Otesánek — El pequeño Otik (Jan Svankmajer)

Probablemente, la figura que más ha popularizado el ‹Stop Motion›, una técnica que simula el movimiento de objetos estáticos a través de una secuencia de imágenes fijas, manipulando un objeto plano a plano, haya sido la de Jan Švankmajer, un autor muy influyente, vinculado al movimiento surrealista de su Checoslovaquia natal, que desde sus inicios se ha caracterizado por el uso de la técnica que homenajeamos en esta sesión doble, compaginando animación con imagen real. En sus películas siempre ha usado como personajes a una gran variedad de objetos caseros, que cobran una peculiar vida con su animación tan característica.

En Otesánek (El pequeño Otik), película basada en un cuento de hadas infantil de su país, el director checo cuenta con una estructura algo más convencional que en el resto de sus obras de larga duración, debido a la renuncia a sus habituales experimentaciones con la narrativa en la que suelen converger diversas historias que son expuestas sin seguir una pauta cronológica. La aparición del ‹Stop Motion›, aunque tiene una presencia importante, es menor que en el resto de su filmografía (y, muy especialmente, que en la de su etapa en el cortometraje).

Nos encontramos ante una sátira social menos caótica que otros filmes de Švankmajer, pero igual de reflexiva, en la cual nos habla sobre la imposición de la sociedad para tener descendencia y una educación preestablecida para nuestros hijos, y hace hincapié en que cuando alguna circunstancia se anhela con tanta vehemencia y se convierte en el leitmotiv de nuestra existencia, todo es posible; incluso la magia. El director de Comida, Alice y Faust continúa recreándose en sus obsesiones preferidas: el ciclo de la vida, la falsedad que mueve las relaciones sociales, el deseo sexual, los sueños y visiones, la casquería, el aislamiento, el egoísmo y la manipulación. Todo ello impregnado con su sentido del humor retorcido, tan característico y su talento para perturbar notoriamente y provocar carcajadas en una misma escena. Una comicidad que se detiene en la vertiente más patética de sus personajes, recreándose en los sonidos desagradables que éstos crean a la hora de comer, a través de primeros planos que ponen especial énfasis en el lado más grotesco del ser humano. Por otro lado, hace un uso voluntario y excesivo del maquillaje que propicia que las personas se asemejen a los muñecos animados de sus cortometrajes más antiguos.

En sus primeros compases, la obra está atorada de secuencias oníricas desconcertantes por parte del padre del tronco, con los bebés de protagonistas, que sirven para señalar la obsesión que tiene la pareja por no poder tener descendencia, y más adelante hay otras más incómodas que, probablemente, no pasarían el filtro censor de esta era moralmente mojigata y políticamente correcta que nos ha tocado vivir en los últimos tiempos.

La fase más apasionante es la protagonizada por el bebé tronco cuando es alimentado, cuya vestimenta le otorga un aspecto tan tierno como irreverente, y cobra vida mediante la citada técnica; usada principalmente para animar a la criatura y la bragueta del anciano pervertido que se comporta como si fuese el mítico hombre de los caramelos.

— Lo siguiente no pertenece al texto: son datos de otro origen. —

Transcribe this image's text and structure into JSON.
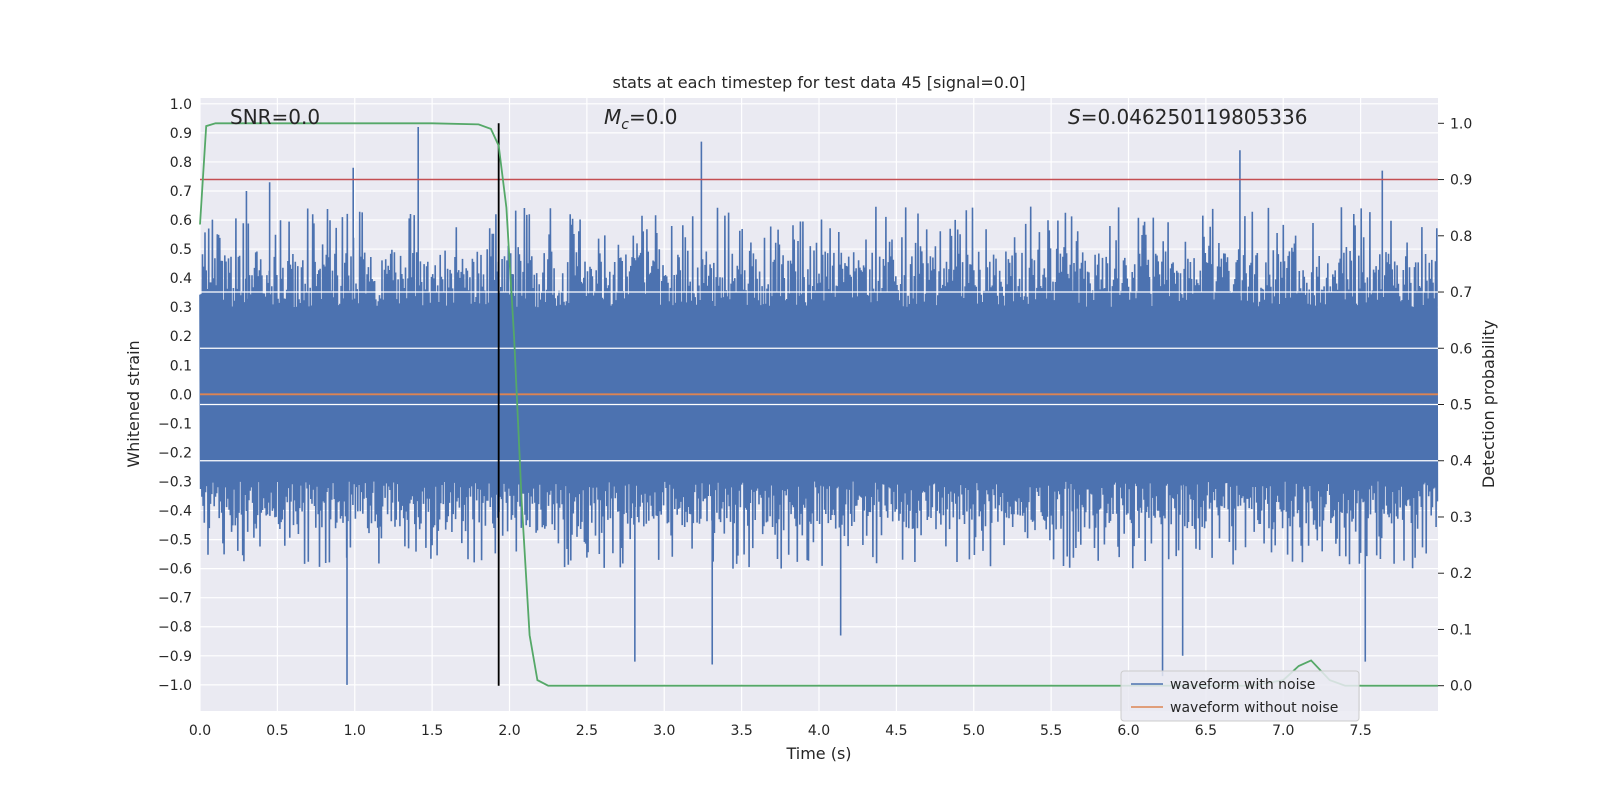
{
  "chart_data": {
    "type": "line",
    "title": "stats at each timestep for test data 45 [signal=0.0]",
    "xlabel": "Time (s)",
    "ylabel": "Whitened strain",
    "y2label": "Detection probability",
    "xlim": [
      0.0,
      8.0
    ],
    "ylim": [
      -1.09,
      1.02
    ],
    "y2lim": [
      -0.045,
      1.045
    ],
    "xticks": [
      "0.0",
      "0.5",
      "1.0",
      "1.5",
      "2.0",
      "2.5",
      "3.0",
      "3.5",
      "4.0",
      "4.5",
      "5.0",
      "5.5",
      "6.0",
      "6.5",
      "7.0",
      "7.5"
    ],
    "yticks": [
      "1.0",
      "0.9",
      "0.8",
      "0.7",
      "0.6",
      "0.5",
      "0.4",
      "0.3",
      "0.2",
      "0.1",
      "0.0",
      "−0.1",
      "−0.2",
      "−0.3",
      "−0.4",
      "−0.5",
      "−0.6",
      "−0.7",
      "−0.8",
      "−0.9",
      "−1.0"
    ],
    "y2ticks": [
      "1.0",
      "0.9",
      "0.8",
      "0.7",
      "0.6",
      "0.5",
      "0.4",
      "0.3",
      "0.2",
      "0.1",
      "0.0"
    ],
    "annotations": {
      "snr": "SNR=0.0",
      "mc_symbol": "M",
      "mc_sub": "c",
      "mc_value": "=0.0",
      "s_symbol": "S",
      "s_value": "=0.046250119805336"
    },
    "legend": {
      "placement": "lower-right",
      "entries": [
        "waveform with noise",
        "waveform without noise"
      ]
    },
    "colors": {
      "background": "#eaeaf2",
      "grid": "#ffffff",
      "noise": "#4c72b0",
      "clean": "#dd8452",
      "probability": "#55a868",
      "threshold": "#c44e52",
      "marker": "#000000"
    },
    "series": [
      {
        "name": "waveform with noise",
        "kind": "noise-envelope",
        "sampling_step_s": 0.008,
        "upper_range": [
          0.3,
          0.65
        ],
        "lower_range": [
          -0.3,
          -0.6
        ],
        "peaks": [
          {
            "t": 0.95,
            "v": -1.0
          },
          {
            "t": 0.99,
            "v": 0.78
          },
          {
            "t": 1.41,
            "v": 0.92
          },
          {
            "t": 3.24,
            "v": 0.87
          },
          {
            "t": 2.81,
            "v": -0.92
          },
          {
            "t": 3.31,
            "v": -0.93
          },
          {
            "t": 4.14,
            "v": -0.83
          },
          {
            "t": 6.22,
            "v": -0.97
          },
          {
            "t": 6.35,
            "v": -0.9
          },
          {
            "t": 6.72,
            "v": 0.84
          },
          {
            "t": 7.53,
            "v": -0.92
          },
          {
            "t": 7.64,
            "v": 0.77
          },
          {
            "t": 0.3,
            "v": 0.7
          },
          {
            "t": 0.45,
            "v": 0.73
          }
        ]
      },
      {
        "name": "waveform without noise",
        "x": [
          0.0,
          8.0
        ],
        "y": [
          0.0,
          0.0
        ]
      },
      {
        "name": "Detection probability",
        "axis": "right",
        "x": [
          0.0,
          0.04,
          0.1,
          0.3,
          1.0,
          1.5,
          1.8,
          1.88,
          1.93,
          1.98,
          2.03,
          2.08,
          2.13,
          2.18,
          2.25,
          3.0,
          4.0,
          5.0,
          6.0,
          6.8,
          7.0,
          7.1,
          7.18,
          7.3,
          7.4,
          8.0
        ],
        "y": [
          0.82,
          0.995,
          1.0,
          1.0,
          1.0,
          1.0,
          0.998,
          0.99,
          0.96,
          0.85,
          0.62,
          0.32,
          0.09,
          0.01,
          0.0,
          0.0,
          0.0,
          0.0,
          0.0,
          0.0,
          0.01,
          0.035,
          0.045,
          0.01,
          0.0,
          0.0
        ]
      }
    ],
    "threshold_y2": 0.9,
    "marker_time": 1.93
  }
}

Durante la primera mitad hay un evidente aroma al desequilibrio mental del personaje de Lady Leño de Twin Peaks, aunque lo más seguro es que David Lynch se inspirase en el cuento de hadas que adapta el filme checo. Precisamente, Švankmajer parece haber tomado prestadas algunas situaciones extravagantes del bebé de Cabeza borradora, el debut del director norteamericano, para esta joya rodada en el año 2000, que, bajo mi humilde opinión, supone su largometraje más logrado junto a Los conspiradores del placer.

Escrito por Pep S. Ledoux

 

Una invención diabólica (Karel Zeman)

Adaptando la novela Ante la bandera de Julio Verne, uno de los primeros largometrajes del checo Karel Zeman es también una de sus obras más reputadas. Su historia narra el secuestro de Thomas Roch, un científico, y de su asistente Simon Hart, por una banda pirata comandada por un malvado multimillonario, cuyo propósito es crear un arma de destrucción masiva. Narrada desde el punto de vista de Hart, la película es especialmente recordada por su portentoso y elaborado trabajo de animación, que como es costumbre en varias de las obras del autor, mezcla con actores y objetos reales, creando escenarios en los que la continuidad entre uno y otro medio es casi perfecta.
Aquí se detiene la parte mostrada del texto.